How are maintenance decisions made at golf courses? Are decisions based on physical measurements of parameters such as soil moisture and green speed, or are they based on the emotions of golfers that may have had a bad round? Routinely measuring parameters that impact playability can explain a great deal about daily conditions at any golf course while helping drive key maintenance decisions. Gathering data that characterizes playing conditions and turf health is useful for all golf courses whether they are preparing for daily play or for the U.S. Open Championship.
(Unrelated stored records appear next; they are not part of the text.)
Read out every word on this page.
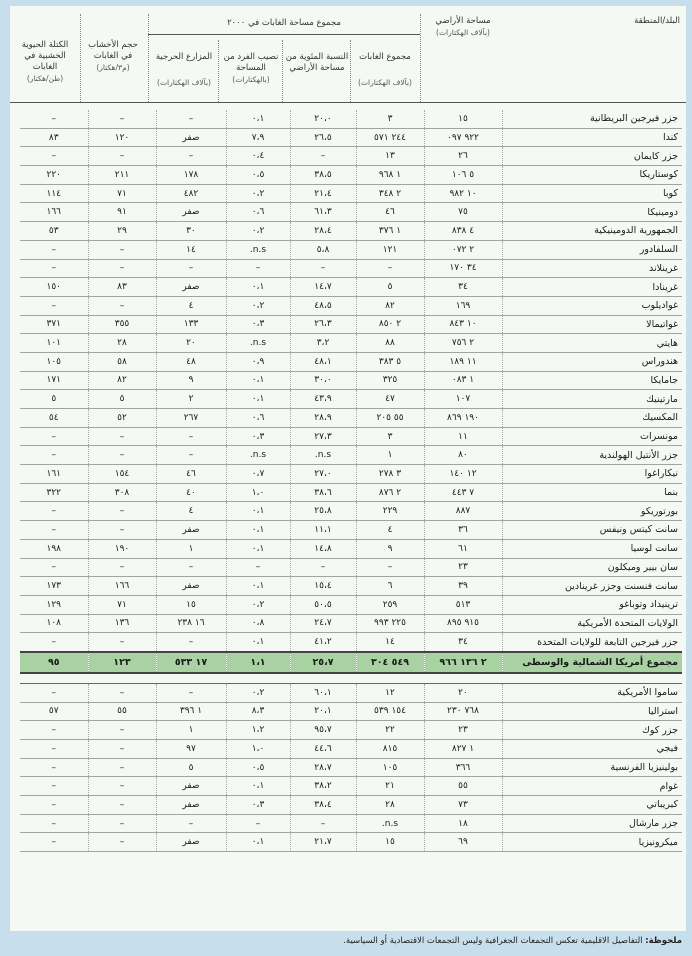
البلد/المنطقة
مساحة الأراضي
(بآلاف الهكتارات)
مجموع مساحة الغابات في ٢٠٠٠
مجموع الغابات
(بآلاف الهكتارات)
النسبة المئوية من مساحة الأراضي
نصيب الفرد من المساحة
(بالهكتارات)
المزارع الحرجية
(بآلاف الهكتارات)
حجم الأخشاب في الغابات
(م٣/هكتار)
الكتلة الحيوية الخشبية في الغابات
(طن/هكتار)
جزر فيرجين البريطانية	١٥	٣	٢٠،٠	٠،١	–	–	–
كندا	٩٢٢ ٠٩٧	٢٤٤ ٥٧١	٢٦،٥	٧،٩	صفر	١٢٠	٨٣
جزر كايمان	٢٦	١٣	–	٠،٤	–	–	–
كوستاريكا	٥ ١٠٦	١ ٩٦٨	٣٨،٥	٠،٥	١٧٨	٢١١	٢٢٠
كوبا	١٠ ٩٨٢	٢ ٣٤٨	٢١،٤	٠،٢	٤٨٢	٧١	١١٤
دومينيكا	٧٥	٤٦	٦١،٣	٠،٦	صفر	٩١	١٦٦
الجمهورية الدومينيكية	٤ ٨٣٨	١ ٣٧٦	٢٨،٤	٠،٢	٣٠	٢٩	٥٣
السلفادور	٢ ٠٧٢	١٢١	٥،٨	n.s.	١٤	–	–
غرينلاند	٣٤ ١٧٠	–	–	–	–	–	–
غرينادا	٣٤	٥	١٤،٧	٠،١	صفر	٨٣	١٥٠
غواديلوب	١٦٩	٨٢	٤٨،٥	٠،٢	٤	–	–
غواتيمالا	١٠ ٨٤٣	٢ ٨٥٠	٢٦،٣	٠،٣	١٣٣	٣٥٥	٣٧١
هايتي	٢ ٧٥٦	٨٨	٣،٢	n.s.	٢٠	٢٨	١٠١
هندوراس	١١ ١٨٩	٥ ٣٨٣	٤٨،١	٠،٩	٤٨	٥٨	١٠٥
جامايكا	١ ٠٨٣	٣٢٥	٣٠،٠	٠،١	٩	٨٢	١٧١
مارتينيك	١٠٧	٤٧	٤٣،٩	٠،١	٢	٥	٥
المكسيك	١٩٠ ٨٦٩	٥٥ ٢٠٥	٢٨،٩	٠،٦	٢٦٧	٥٢	٥٤
مونسرات	١١	٣	٢٧،٣	٠،٣	–	–	–
جزر الأنتيل الهولندية	٨٠	١	n.s.	n.s.	–	–	–
نيكاراغوا	١٢ ١٤٠	٣ ٢٧٨	٢٧،٠	٠،٧	٤٦	١٥٤	١٦١
بنما	٧ ٤٤٣	٢ ٨٧٦	٣٨،٦	١،٠	٤٠	٣٠٨	٣٢٢
بورتوريكو	٨٨٧	٢٢٩	٢٥،٨	٠،١	٤	–	–
سانت كيتس ونيفس	٣٦	٤	١١،١	٠،١	صفر	–	–
سانت لوسيا	٦١	٩	١٤،٨	٠،١	١	١٩٠	١٩٨
سان بيير وميكلون	٢٣	–	–	–	–	–	–
سانت فنسنت وجزر غرينادين	٣٩	٦	١٥،٤	٠،١	صفر	١٦٦	١٧٣
ترينيداد وتوباغو	٥١٣	٢٥٩	٥٠،٥	٠،٢	١٥	٧١	١٢٩
الولايات المتحدة الأمريكية	٩١٥ ٨٩٥	٢٢٥ ٩٩٣	٢٤،٧	٠،٨	١٦ ٢٣٨	١٣٦	١٠٨
جزر فيرجين التابعة للولايات المتحدة	٣٤	١٤	٤١،٢	٠،١	–	–	–
مجموع أمريكا الشمالية والوسطى	٢ ١٣٦ ٩٦٦	٥٤٩ ٣٠٤	٢٥،٧	١،١	١٧ ٥٣٣	١٢٣	٩٥

ساموا الأمريكية	٢٠	١٢	٦٠،١	٠،٢	–	–	–
استراليا	٧٦٨ ٢٣٠	١٥٤ ٥٣٩	٢٠،١	٨،٣	١ ٣٩٦	٥٥	٥٧
جزر كوك	٢٣	٢٢	٩٥،٧	١،٢	١	–	–
فيجي	١ ٨٢٧	٨١٥	٤٤،٦	١،٠	٩٧	–	–
بولينيزيا الفرنسية	٣٦٦	١٠٥	٢٨،٧	٠،٥	٥	–	–
غوام	٥٥	٢١	٣٨،٢	٠،١	صفر	–	–
كيريباتي	٧٣	٢٨	٣٨،٤	٠،٣	صفر	–	–
جزر مارشال	١٨	n.s.	–	–	–	–	–
ميكرونيزيا	٦٩	١٥	٢١،٧	٠،١	صفر	–	–
ملحوظة: التفاصيل الاقليمية تعكس التجمعات الجغرافية وليس التجمعات الاقتصادية أو السياسية.
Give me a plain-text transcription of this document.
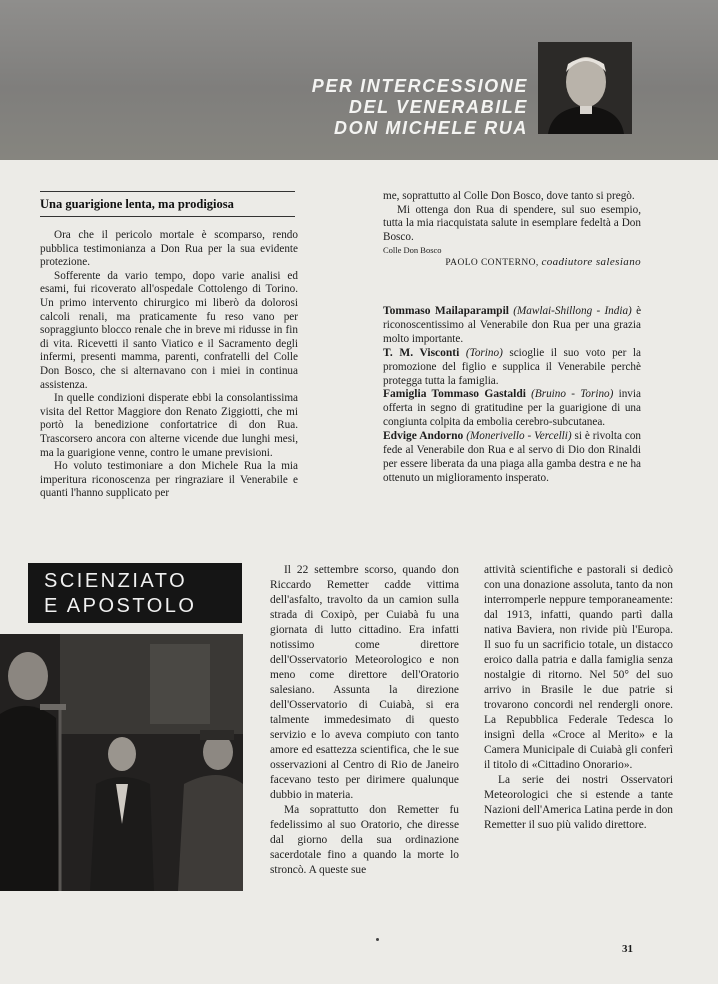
PER INTERCESSIONE
DEL VENERABILE
DON MICHELE RUA
Una guarigione lenta, ma prodigiosa

Ora che il pericolo mortale è scomparso, rendo pubblica testimonianza a Don Rua per la sua evidente protezione.

Sofferente da vario tempo, dopo varie analisi ed esami, fui ricoverato all'ospedale Cottolengo di Torino. Un primo intervento chirurgico mi liberò da dolorosi calcoli renali, ma praticamente fu reso vano per sopraggiunto blocco renale che in breve mi ridusse in fin di vita. Ricevetti il santo Viatico e il Sacramento degli infermi, presenti mamma, parenti, confratelli del Colle Don Bosco, che si alternavano con i miei in continua assistenza.

In quelle condizioni disperate ebbi la consolantissima visita del Rettor Maggiore don Renato Ziggiotti, che mi portò la benedizione confortatrice di don Rua. Trascorsero ancora con alterne vicende due lunghi mesi, ma la guarigione venne, contro le umane previsioni.

Ho voluto testimoniare a don Michele Rua la mia imperitura riconoscenza per ringraziare il Venerabile e quanti l'hanno supplicato per

me, soprattutto al Colle Don Bosco, dove tanto si pregò.

Mi ottenga don Rua di spendere, sul suo esempio, tutta la mia riacquistata salute in esemplare fedeltà a Don Bosco.

Colle Don Bosco
PAOLO CONTERNO, coadiutore salesiano

Tommaso Mailaparampil (Mawlai-Shillong - India) è riconoscentissimo al Venerabile don Rua per una grazia molto importante.

T. M. Visconti (Torino) scioglie il suo voto per la promozione del figlio e supplica il Venerabile perchè protegga tutta la famiglia.

Famiglia Tommaso Gastaldi (Bruino - Torino) invia offerta in segno di gratitudine per la guarigione di una congiunta colpita da embolia cerebro-subcutanea.

Edvige Andorno (Monerivello - Vercelli) si è rivolta con fede al Venerabile don Rua e al servo di Dio don Rinaldi per essere liberata da una piaga alla gamba destra e ne ha ottenuto un miglioramento insperato.

SCIENZIATO
E APOSTOLO

Il 22 settembre scorso, quando don Riccardo Remetter cadde vittima dell'asfalto, travolto da un camion sulla strada di Coxipò, per Cuiabà fu una giornata di lutto cittadino. Era infatti notissimo come direttore dell'Osservatorio Meteorologico e non meno come direttore dell'Oratorio salesiano. Assunta la direzione dell'Osservatorio di Cuiabà, si era talmente immedesimato di questo servizio e lo aveva compiuto con tanto amore ed esattezza scientifica, che le sue osservazioni al Centro di Rio de Janeiro facevano testo per dirimere qualunque dubbio in materia.

Ma soprattutto don Remetter fu fedelissimo al suo Oratorio, che diresse dal giorno della sua ordinazione sacerdotale fino a quando la morte lo stroncò. A queste sue

attività scientifiche e pastorali si dedicò con una donazione assoluta, tanto da non interromperle neppure temporaneamente: dal 1913, infatti, quando partì dalla nativa Baviera, non rivide più l'Europa. Il suo fu un sacrificio totale, un distacco eroico dalla patria e dalla famiglia senza nostalgie di ritorno. Nel 50° del suo arrivo in Brasile le due patrie si trovarono concordi nel rendergli onore. La Repubblica Federale Tedesca lo insignì della «Croce al Merito» e la Camera Municipale di Cuiabà gli conferì il titolo di «Cittadino Onorario».

La serie dei nostri Osservatori Meteorologici che si estende a tante Nazioni dell'America Latina perde in don Remetter il suo più valido direttore.

31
Challenging, but fair conditions that test the physical skills and mental fortitude of the greatest golfers in the world are critical for a successful U.S. Open. Understanding the relationship between green speed, firmness and playability requires repeated collection of data that characterize playing conditions. That data is reviewed and correlated with observations of actual play during each day of the U.S. Open. This information helps guide maintenance decisions during the championship, leaving as little to chance as possible. Here are a few examples of how data is collected and used to make decisions during the U.S. Open:
- Green speed is measured multiple times each day with the USGA Stimpmeter® on every green. Generally, during the week leading up to the U.S. Open, green speed is measured hours before play early in the morning, again around noon and at the conclusion of play to monitor daily trends. During the championship, green speed is measured before and after each round. All of these measurements are used to make decisions on mowing and rolling frequency, cutting heights and growth regulator applications.
- Putting green firmness is measured with a USGA TruFirm before and after play each day during the U.S. Open. These measurements are used to understand how firmness changes over the course of a day provide insight into the desired playing conditions.
- Putting green moisture is measured multiple times during each day of the championship and correlated with putting green firmness. Water is applied as needed to meet the needs of the turf and keep the greens from getting too firm.
- The USGA course setup team meets daily with USGA agronomists and the golf course superintendent to review and discuss this data and weather forecasts. During each meeting maintenance strategies are formulated for the day ahead.
The purpose of collecting data is to learn more about a golf course. This work is especially important at a new U.S. Open venue such as Erin Hills. Thanks to diligent data collection, the USGA championship team already has an idea of the desired ranges for green speed, firmness and soil moisture during the championship. The opportunity to collect data and correlate it to actual play equips agronomic teams with the knowledge necessary to manage course conditioning and provide a fair test.
Making decisions based on concrete data leads to better playing conditions for all golfers, including those at the U.S. Open Championship. Data collection for daily play does not need to be as extensive as it is during the U.S. Open, but routine measurements of parameters that affect playing conditions can help maintain quality course conditions and provide an enjoyable golfer experience at any golf course.